Operating expenditure also increased by 11.7 per cent. This was primarily due to Rs 601.8 million in provisioning against non-performing loans compared with no provisioning in the year 1999, and loan write-off of Rs 483.94 million, which provided the tax shield in the bottom-line.

Deposits in Pakistan tend to be interest rate inelastic. The large banks are able to maintain deposit levels without making major adjustments for higher interest rates. They benefit due to two reasons: 1) large proportion of rural deposits which tend to be more stable and 2) their large branch network. MCB is a classic example of this argument. Between 1996 and 1998, its yield on earning assets peaked in 1997 and settled in 1998. Its cost of funds depicted a more sedate move upwards. During the collapse in interest rates between 1998 and 2000, its adjustment was far more than the yields of its earning assets. Therefore, MCB is expected to benefit from reversal in the interest rate trend.

Part of the cost of funds behaviour is due to changes in the deposit mix being experienced by the banking sector. While the focus in mid nineties was on mobilizing as much deposit as possible, the focus is now on more selective accumulation of deposits. MCB has been consciously de-emphasizing the costliest funding segment, giving it more flexibility in asset-liability structure management.

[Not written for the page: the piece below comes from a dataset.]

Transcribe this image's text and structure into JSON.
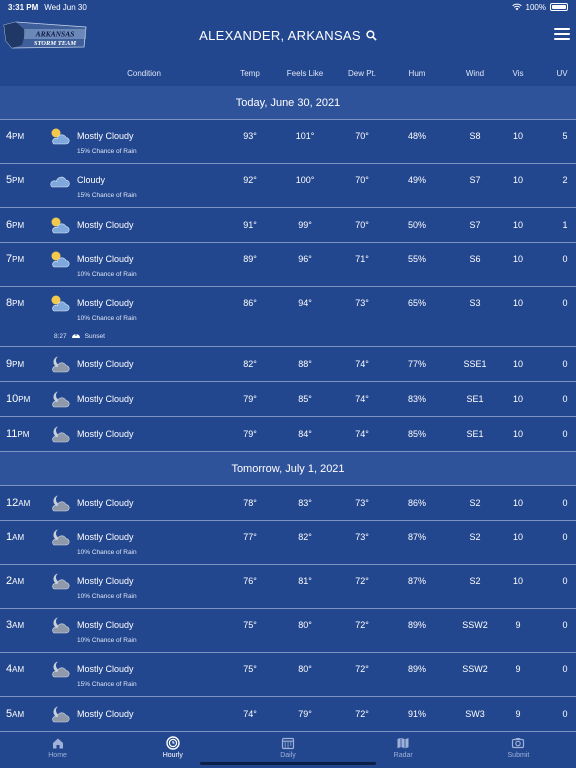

The trend in the operating cost to total income ratio merely follows the provisioning for NPL trend. The operating cost to deposit has consistently been on the higher side in comparison to the private listed banks and reflects the high intermediation cost that the bank has to bear in order to maintain its cheap funding base. It also defines a key area where management can trim fat and raise profitability. The bank has been gradually cutting its number of branches and employees which is expected to continue to benefit profitability going forward.

Salary expense normalized after the jump in 1999, which came as a result of provisioning under International Accounting Systems, with a 3 per cent YoY increase seen in year 2000. As a result of this, the ratio of non-interest income to operating costs showed gradual improvement last year.

MCB's NPL coverage ratio is 37 per cent which is below the Big Five average of approximately 45 per cent, though it is an improvement on the year 1999 coverage ratio of 33 per cent. This concern is highlighted by MCB's risk-adjusted capital adequacy ratio of just above 8 per cent. On a more positive note the drive against defaulters initiated last quarter of 1999, stronger laws for recoveries and the functioning of the Corporate and Industrial Restructuring Corporation should control NPL accretion.

MCB paid 7.5 per cent dividend and issued 20 per cent bonus shares for the year 2000. It has also paid 10 per cent interim dividend for the year ending December 31, 2001 and more is to be expected. Since the market float is also high investors are expected to benefit from this improving trend.